Diagnostic Accuracy of Artificial Intelligence Models in Computed Tomography Interpretation of Chronic Rhinosinusitis: A Systematic Review.
Authors
Affiliations (3)
Affiliations (3)
- College of Medicine, King Saud bin Abdulaziz University for Health Sciences, Riyadh, Saudi Arabia.
- King Abdullah International Medical Research Center (KAIMRC), Riyadh, Saudi Arabia.

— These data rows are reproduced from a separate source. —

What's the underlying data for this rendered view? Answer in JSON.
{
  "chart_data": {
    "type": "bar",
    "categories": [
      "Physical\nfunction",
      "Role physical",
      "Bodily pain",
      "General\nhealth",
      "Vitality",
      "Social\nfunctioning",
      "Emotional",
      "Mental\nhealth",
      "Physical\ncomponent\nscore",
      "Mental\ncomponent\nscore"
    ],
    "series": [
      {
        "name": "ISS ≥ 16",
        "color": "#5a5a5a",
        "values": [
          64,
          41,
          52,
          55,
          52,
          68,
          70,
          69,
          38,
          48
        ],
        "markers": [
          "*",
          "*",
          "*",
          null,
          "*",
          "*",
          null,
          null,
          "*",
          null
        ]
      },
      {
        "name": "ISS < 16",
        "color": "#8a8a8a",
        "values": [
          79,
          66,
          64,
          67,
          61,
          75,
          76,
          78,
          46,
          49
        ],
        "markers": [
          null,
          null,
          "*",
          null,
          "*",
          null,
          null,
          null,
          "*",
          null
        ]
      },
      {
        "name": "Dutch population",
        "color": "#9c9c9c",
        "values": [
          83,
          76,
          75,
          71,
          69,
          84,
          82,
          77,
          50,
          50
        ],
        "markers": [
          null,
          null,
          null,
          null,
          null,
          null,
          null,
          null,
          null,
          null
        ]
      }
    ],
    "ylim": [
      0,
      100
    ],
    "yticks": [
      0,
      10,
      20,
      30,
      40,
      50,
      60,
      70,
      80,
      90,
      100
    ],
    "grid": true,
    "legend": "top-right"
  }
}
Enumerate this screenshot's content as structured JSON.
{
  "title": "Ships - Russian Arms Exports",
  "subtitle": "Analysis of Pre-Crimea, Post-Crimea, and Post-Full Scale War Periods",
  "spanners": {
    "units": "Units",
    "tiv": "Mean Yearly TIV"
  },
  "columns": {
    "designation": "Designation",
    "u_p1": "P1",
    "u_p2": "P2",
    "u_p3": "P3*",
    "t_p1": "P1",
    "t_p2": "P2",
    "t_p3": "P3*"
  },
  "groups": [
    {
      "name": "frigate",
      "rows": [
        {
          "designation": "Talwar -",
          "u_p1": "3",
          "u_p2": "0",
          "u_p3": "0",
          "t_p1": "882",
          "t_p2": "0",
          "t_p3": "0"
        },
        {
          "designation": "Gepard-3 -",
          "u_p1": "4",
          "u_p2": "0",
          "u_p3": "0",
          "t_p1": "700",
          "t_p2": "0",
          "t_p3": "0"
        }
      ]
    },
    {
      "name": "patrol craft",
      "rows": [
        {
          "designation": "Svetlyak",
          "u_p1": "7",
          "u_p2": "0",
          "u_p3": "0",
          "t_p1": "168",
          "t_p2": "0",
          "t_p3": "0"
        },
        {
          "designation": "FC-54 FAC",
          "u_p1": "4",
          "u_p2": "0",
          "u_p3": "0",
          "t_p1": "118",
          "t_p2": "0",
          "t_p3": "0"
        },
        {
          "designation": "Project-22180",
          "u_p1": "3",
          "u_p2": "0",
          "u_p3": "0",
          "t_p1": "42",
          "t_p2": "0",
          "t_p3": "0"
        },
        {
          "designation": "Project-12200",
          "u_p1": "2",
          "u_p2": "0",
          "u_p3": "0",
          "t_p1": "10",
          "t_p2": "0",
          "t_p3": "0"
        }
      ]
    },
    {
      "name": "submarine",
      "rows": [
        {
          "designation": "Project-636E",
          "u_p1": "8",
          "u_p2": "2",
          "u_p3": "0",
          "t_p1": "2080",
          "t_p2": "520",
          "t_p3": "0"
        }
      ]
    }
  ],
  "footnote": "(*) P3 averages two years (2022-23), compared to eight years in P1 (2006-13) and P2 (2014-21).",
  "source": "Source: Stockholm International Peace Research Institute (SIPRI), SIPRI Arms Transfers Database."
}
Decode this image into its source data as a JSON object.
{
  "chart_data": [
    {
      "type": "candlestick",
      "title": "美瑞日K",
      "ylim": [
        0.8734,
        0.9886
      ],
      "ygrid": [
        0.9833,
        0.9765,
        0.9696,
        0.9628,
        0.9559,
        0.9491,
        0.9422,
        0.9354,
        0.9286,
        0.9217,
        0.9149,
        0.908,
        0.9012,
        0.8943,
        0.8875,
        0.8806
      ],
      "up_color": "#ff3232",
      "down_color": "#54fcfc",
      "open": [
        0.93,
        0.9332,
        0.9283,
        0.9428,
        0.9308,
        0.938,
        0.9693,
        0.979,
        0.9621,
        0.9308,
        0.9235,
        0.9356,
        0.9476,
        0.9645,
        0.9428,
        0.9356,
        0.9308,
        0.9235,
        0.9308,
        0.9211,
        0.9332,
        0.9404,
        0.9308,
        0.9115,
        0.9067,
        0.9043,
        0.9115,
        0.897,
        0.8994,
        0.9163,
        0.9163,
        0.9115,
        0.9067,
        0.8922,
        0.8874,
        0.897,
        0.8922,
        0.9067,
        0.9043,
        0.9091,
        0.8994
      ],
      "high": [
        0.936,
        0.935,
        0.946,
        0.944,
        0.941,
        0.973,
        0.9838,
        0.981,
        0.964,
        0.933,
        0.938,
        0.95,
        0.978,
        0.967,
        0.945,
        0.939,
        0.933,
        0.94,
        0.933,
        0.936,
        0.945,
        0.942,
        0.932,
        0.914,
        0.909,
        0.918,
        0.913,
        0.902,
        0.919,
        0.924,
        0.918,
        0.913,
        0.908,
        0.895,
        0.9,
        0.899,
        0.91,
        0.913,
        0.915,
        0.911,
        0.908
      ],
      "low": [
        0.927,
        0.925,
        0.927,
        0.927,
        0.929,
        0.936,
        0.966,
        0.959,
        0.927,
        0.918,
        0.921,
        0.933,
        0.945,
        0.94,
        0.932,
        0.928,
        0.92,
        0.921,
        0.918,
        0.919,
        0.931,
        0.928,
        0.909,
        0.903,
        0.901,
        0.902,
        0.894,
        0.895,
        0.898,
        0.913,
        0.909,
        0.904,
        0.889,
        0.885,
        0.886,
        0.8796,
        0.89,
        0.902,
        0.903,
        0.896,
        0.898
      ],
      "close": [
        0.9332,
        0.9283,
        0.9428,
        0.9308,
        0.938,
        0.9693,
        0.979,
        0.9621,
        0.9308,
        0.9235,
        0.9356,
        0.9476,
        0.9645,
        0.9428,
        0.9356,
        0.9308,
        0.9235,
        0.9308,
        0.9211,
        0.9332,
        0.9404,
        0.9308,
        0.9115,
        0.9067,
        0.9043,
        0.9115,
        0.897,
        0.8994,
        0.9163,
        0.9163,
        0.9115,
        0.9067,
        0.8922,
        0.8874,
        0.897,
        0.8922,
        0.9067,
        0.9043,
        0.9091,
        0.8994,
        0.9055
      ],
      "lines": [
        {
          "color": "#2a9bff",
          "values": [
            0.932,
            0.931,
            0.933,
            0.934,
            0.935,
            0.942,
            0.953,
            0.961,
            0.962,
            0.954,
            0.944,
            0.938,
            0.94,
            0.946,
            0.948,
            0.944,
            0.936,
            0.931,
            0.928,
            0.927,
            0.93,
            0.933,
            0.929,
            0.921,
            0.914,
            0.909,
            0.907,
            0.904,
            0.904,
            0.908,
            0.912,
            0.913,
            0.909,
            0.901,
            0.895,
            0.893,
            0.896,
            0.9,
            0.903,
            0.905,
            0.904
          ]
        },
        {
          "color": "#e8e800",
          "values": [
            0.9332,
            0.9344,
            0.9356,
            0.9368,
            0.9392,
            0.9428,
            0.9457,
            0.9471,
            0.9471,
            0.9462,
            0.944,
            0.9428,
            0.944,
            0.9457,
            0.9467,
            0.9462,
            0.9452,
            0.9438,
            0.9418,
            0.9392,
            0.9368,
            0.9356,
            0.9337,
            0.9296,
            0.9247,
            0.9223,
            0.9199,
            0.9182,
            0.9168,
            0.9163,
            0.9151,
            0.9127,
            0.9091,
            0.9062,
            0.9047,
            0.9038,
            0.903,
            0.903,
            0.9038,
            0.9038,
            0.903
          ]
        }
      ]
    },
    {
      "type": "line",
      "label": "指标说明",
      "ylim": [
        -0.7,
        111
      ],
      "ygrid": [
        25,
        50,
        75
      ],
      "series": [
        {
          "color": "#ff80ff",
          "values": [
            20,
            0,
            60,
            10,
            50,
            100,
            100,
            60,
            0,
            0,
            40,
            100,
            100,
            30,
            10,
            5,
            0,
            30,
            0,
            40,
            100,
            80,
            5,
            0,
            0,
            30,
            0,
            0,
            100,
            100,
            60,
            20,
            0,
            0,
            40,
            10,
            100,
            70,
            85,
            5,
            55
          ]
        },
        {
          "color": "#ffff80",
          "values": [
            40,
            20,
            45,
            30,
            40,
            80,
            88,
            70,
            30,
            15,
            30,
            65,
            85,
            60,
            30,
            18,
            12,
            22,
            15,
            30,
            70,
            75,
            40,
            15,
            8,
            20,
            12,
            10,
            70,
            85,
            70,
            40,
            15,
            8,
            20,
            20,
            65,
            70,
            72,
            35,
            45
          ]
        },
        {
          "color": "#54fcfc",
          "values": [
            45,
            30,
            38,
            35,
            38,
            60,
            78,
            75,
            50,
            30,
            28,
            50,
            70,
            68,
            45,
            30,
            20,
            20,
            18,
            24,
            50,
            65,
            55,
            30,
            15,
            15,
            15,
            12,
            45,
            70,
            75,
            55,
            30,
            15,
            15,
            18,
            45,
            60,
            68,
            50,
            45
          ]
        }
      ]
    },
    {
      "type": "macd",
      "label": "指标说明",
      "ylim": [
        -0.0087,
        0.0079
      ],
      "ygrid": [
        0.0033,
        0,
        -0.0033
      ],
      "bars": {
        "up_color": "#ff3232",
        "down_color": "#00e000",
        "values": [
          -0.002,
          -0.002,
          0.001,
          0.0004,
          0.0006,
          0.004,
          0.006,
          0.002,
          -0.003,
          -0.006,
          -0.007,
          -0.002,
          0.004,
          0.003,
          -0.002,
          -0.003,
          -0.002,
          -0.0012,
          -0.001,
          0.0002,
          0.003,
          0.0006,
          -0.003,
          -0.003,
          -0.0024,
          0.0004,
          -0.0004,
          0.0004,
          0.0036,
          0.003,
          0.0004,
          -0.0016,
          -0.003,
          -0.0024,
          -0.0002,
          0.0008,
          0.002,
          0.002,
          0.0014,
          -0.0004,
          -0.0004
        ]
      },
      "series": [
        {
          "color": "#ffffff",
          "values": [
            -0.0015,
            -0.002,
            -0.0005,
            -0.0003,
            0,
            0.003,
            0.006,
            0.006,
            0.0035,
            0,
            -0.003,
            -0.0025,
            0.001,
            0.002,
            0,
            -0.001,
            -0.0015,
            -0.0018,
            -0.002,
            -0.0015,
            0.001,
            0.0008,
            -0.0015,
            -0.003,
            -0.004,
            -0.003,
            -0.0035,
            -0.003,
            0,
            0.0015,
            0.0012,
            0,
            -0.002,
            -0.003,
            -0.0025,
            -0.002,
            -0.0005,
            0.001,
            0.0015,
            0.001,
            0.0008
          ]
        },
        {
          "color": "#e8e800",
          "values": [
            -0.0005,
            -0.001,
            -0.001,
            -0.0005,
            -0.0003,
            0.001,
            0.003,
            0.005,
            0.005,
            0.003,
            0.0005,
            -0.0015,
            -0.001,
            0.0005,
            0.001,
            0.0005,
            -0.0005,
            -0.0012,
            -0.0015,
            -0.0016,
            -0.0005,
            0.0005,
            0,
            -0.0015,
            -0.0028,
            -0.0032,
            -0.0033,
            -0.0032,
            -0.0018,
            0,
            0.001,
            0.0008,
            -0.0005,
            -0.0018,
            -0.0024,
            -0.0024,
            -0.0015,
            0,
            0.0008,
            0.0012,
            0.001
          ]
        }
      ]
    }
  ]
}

- Department of Otolaryngology - Head and Neck Surgery, King Abdulaziz Medical City, Ministry of National Guard Health Affairs, Riyadh, Saudi Arabia.
Abstract
Chronic rhinosinusitis (CRS) is a prevalent condition frequently evaluated using computed tomography (CT). The application of artificial intelligence (AI) in CRS imaging analysis is expanding; however, comprehensive assessments of its diagnostic performance remain scarce. To systematically review and compare the diagnostic accuracy of AI models for interpreting CT images of CRS, focusing on sensitivity, specificity, accuracy, and area under the curve (AUC). This systematic review followed the Preferred Reporting Items for Systematic Reviews and Meta-Analyses (PRISMA) guidelines. Six databases were searched for original studies that assessed AI, machine learning, or deep learning models for CRS diagnosis using CT. Eligible studies reported diagnostic performance metrics for human subjects. The extracted data included the AI model type, validation method, imaging modality, reference standard, and diagnostic outcomes. Of the 1502 screened articles, 6 studies involving 2178 patients met the inclusion criteria. Most utilized convolutional neural networks, residual networks (ResNets), or hybrid deep learning models. The sensitivity, specificity, and accuracy ranged from 11.1% to 98.1%, 86.4% to 98.7%, and 63.6% to 98.4%, respectively. AUC values could reach 0.99. AI, particularly ResNets-based models, demonstrates promising diagnostic accuracy for CRS CT interpretation. However, methodological heterogeneity limits comparability, underscoring the need for standardized, multicenter validation and integration of clinical data to enhance generalizability.